Autobiography of Samuel S. Hildebrand, Edited by Kirby Ross
reviewed by Deb Houdek Rule for Civil War St. Louis
“Hooray for Hildebrand,” the bandits at the Ste. Genevieve robbery (presumably the ultimately famous James-Younger gang) shouted as they rode out of town. That piece of history as much as anything secured Sam Hildebrand’s place in memory. If an outlaw would say “Hooray for Hildebrand” in 1873, I would say “Hooray for Kirby Ross” today for bringing the Autobiography of Samuel S. Hildebrand back from obscurity, and working it into a splendid new, and eminently useful, form.
Sam Hildebrand came to fame—or infamy—during the bloody struggle for Missouri during the Civil War. He went from being a farmer raising a large family in south-eastern Missouri to becoming one of the most renowned of the Confederate bushwhackers. Hildebrand was sometimes compared to Rob Roy, sometimes vilified as a bloody murderer. He is a rare figure for many reasons, not the least of which is Hildebrand published an autobiography of his exploits.
Written in 1870, the illiterate Hildebrand dictated his story to two journalists. Shortly after its publication, Hildebrand was shot and killed, dying as violently as he had lived. His autobiography went from a brief surge of interest to fade into almost complete obscurity.
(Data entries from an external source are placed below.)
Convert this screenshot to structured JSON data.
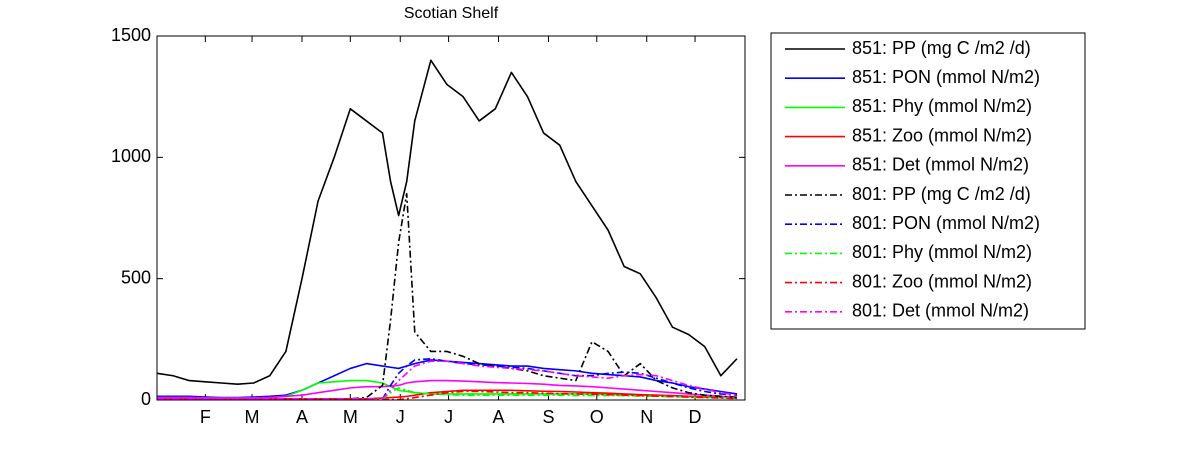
{
  "chart_data": {
    "type": "line",
    "title": "Scotian Shelf",
    "x": [
      0,
      10,
      20,
      30,
      40,
      50,
      60,
      70,
      80,
      90,
      100,
      110,
      120,
      130,
      140,
      145,
      150,
      155,
      160,
      170,
      180,
      190,
      200,
      210,
      220,
      230,
      240,
      250,
      260,
      270,
      280,
      290,
      300,
      310,
      320,
      330,
      340,
      350,
      360
    ],
    "xlim": [
      0,
      365
    ],
    "xticks": [
      {
        "value": 30,
        "label": "F"
      },
      {
        "value": 59,
        "label": "M"
      },
      {
        "value": 90,
        "label": "A"
      },
      {
        "value": 120,
        "label": "M"
      },
      {
        "value": 151,
        "label": "J"
      },
      {
        "value": 181,
        "label": "J"
      },
      {
        "value": 212,
        "label": "A"
      },
      {
        "value": 243,
        "label": "S"
      },
      {
        "value": 273,
        "label": "O"
      },
      {
        "value": 304,
        "label": "N"
      },
      {
        "value": 334,
        "label": "D"
      }
    ],
    "ylim": [
      0,
      1500
    ],
    "yticks": [
      0,
      500,
      1000,
      1500
    ],
    "legend": "outside-right",
    "series": [
      {
        "name": "851: PP (mg C /m2 /d)",
        "color": "#000000",
        "style": "solid",
        "values": [
          110,
          100,
          80,
          75,
          70,
          65,
          70,
          100,
          200,
          500,
          820,
          1000,
          1200,
          1150,
          1100,
          900,
          760,
          900,
          1150,
          1400,
          1300,
          1250,
          1150,
          1200,
          1350,
          1250,
          1100,
          1050,
          900,
          800,
          700,
          550,
          520,
          420,
          300,
          270,
          220,
          100,
          170
        ]
      },
      {
        "name": "851: PON (mmol N/m2)",
        "color": "#0000ff",
        "style": "solid",
        "values": [
          15,
          15,
          15,
          12,
          10,
          10,
          12,
          15,
          20,
          40,
          70,
          100,
          130,
          150,
          140,
          135,
          130,
          140,
          150,
          165,
          160,
          155,
          150,
          145,
          140,
          140,
          130,
          125,
          120,
          110,
          105,
          100,
          95,
          80,
          70,
          55,
          45,
          35,
          25
        ]
      },
      {
        "name": "851: Phy (mmol N/m2)",
        "color": "#00ff00",
        "style": "solid",
        "values": [
          10,
          10,
          10,
          8,
          8,
          8,
          8,
          10,
          15,
          40,
          70,
          75,
          80,
          80,
          70,
          55,
          40,
          35,
          30,
          25,
          25,
          25,
          25,
          25,
          25,
          25,
          25,
          25,
          25,
          25,
          22,
          22,
          20,
          20,
          18,
          15,
          12,
          10,
          8
        ]
      },
      {
        "name": "851: Zoo (mmol N/m2)",
        "color": "#ff0000",
        "style": "solid",
        "values": [
          5,
          5,
          5,
          5,
          5,
          5,
          5,
          5,
          5,
          5,
          5,
          5,
          5,
          5,
          8,
          10,
          12,
          15,
          20,
          30,
          35,
          40,
          40,
          40,
          40,
          38,
          36,
          35,
          33,
          30,
          28,
          25,
          22,
          20,
          18,
          15,
          12,
          10,
          8
        ]
      },
      {
        "name": "851: Det (mmol N/m2)",
        "color": "#ff00ff",
        "style": "solid",
        "values": [
          10,
          10,
          10,
          8,
          8,
          8,
          8,
          10,
          15,
          20,
          30,
          40,
          50,
          55,
          55,
          58,
          60,
          70,
          75,
          80,
          80,
          78,
          75,
          72,
          70,
          68,
          65,
          60,
          58,
          55,
          50,
          45,
          40,
          35,
          30,
          25,
          20,
          15,
          12
        ]
      },
      {
        "name": "801: PP (mg C /m2 /d)",
        "color": "#000000",
        "style": "dashdot",
        "values": [
          5,
          5,
          5,
          5,
          5,
          5,
          5,
          5,
          5,
          5,
          5,
          5,
          5,
          10,
          60,
          330,
          650,
          850,
          280,
          200,
          200,
          180,
          150,
          140,
          130,
          120,
          100,
          90,
          80,
          240,
          200,
          100,
          150,
          80,
          50,
          30,
          20,
          15,
          10
        ]
      },
      {
        "name": "801: PON (mmol N/m2)",
        "color": "#0000ff",
        "style": "dashdot",
        "values": [
          5,
          5,
          5,
          5,
          5,
          5,
          5,
          5,
          5,
          5,
          5,
          5,
          5,
          5,
          5,
          60,
          110,
          140,
          165,
          170,
          160,
          150,
          145,
          140,
          135,
          130,
          120,
          110,
          100,
          100,
          110,
          115,
          110,
          90,
          70,
          50,
          35,
          25,
          20
        ]
      },
      {
        "name": "801: Phy (mmol N/m2)",
        "color": "#00ff00",
        "style": "dashdot",
        "values": [
          3,
          3,
          3,
          3,
          3,
          3,
          3,
          3,
          3,
          3,
          3,
          3,
          3,
          3,
          3,
          30,
          50,
          40,
          30,
          25,
          22,
          20,
          20,
          20,
          20,
          20,
          20,
          20,
          18,
          18,
          18,
          18,
          16,
          15,
          14,
          12,
          10,
          10,
          8
        ]
      },
      {
        "name": "801: Zoo (mmol N/m2)",
        "color": "#ff0000",
        "style": "dashdot",
        "values": [
          2,
          2,
          2,
          2,
          2,
          2,
          2,
          2,
          2,
          2,
          2,
          2,
          2,
          2,
          2,
          2,
          2,
          5,
          10,
          20,
          30,
          35,
          35,
          33,
          30,
          30,
          28,
          26,
          25,
          24,
          22,
          20,
          18,
          16,
          14,
          12,
          10,
          8,
          6
        ]
      },
      {
        "name": "801: Det (mmol N/m2)",
        "color": "#ff00ff",
        "style": "dashdot",
        "values": [
          5,
          5,
          5,
          5,
          5,
          5,
          5,
          5,
          5,
          5,
          5,
          5,
          5,
          5,
          5,
          40,
          80,
          110,
          140,
          160,
          160,
          150,
          140,
          135,
          130,
          125,
          120,
          110,
          100,
          95,
          90,
          100,
          105,
          100,
          80,
          60,
          45,
          30,
          20
        ]
      }
    ]
  }
}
For myself, I know how rare and difficult to obtain the Hildebrand account was. The nearest copy I could find was in a special collections over one hundred miles away. At that, even once acquired the 1870 edition of Sam Hildebrand’s autobiography would be at best an interesting historical novelty.
Here lies the great virtue of this edition of the Autobiography of Samuel S. Hildebrand as edited by Kirby Ross—over one-third of this volume consists of Kirby Ross’s notations about the historical truth of Hildebrand’s words. The research and notes are nothing short of excellent. Far from being an historical novelty, the Autobiography of Samuel S. Hildebrand is now a valuable addition to the history of the war in Missouri, in particular of the convoluted guerrilla warfare. No library of the Civil War in the Trans-Mississippi can now be considered complete without this volume.
Kirby Ross—with whom we, the editors of Civil War St. Louis website, have had the pleasure of working with for many years, hosting many of his fine articles—is a thorough, exacting researcher and historian. His work on the Autobiography of Samuel S. Hildebrand shows this same high quality of work we’ve come to expect.
The Autobiography of Samuel S. Hildebrand as edited by Kirby Ross consists of two reading experiences. The first is the unchanged narrative as told by Sam Hildebrand loaded with adventures, violence, rationalizations, excuses, myths and reality. It’s good reading. The second, equally enjoyable reading experience, is the extensive narrative notes written by Kirby Ross breaking down the tale into reality, confirming or denying Hildebrand’s claims. Thank you, Kirby Ross, for this superb research and writing!
This review of the Autobiography of Samuel S. Hildebrand is long overdue, but this book will be a timeless addition to the history of the Civil War in Missouri.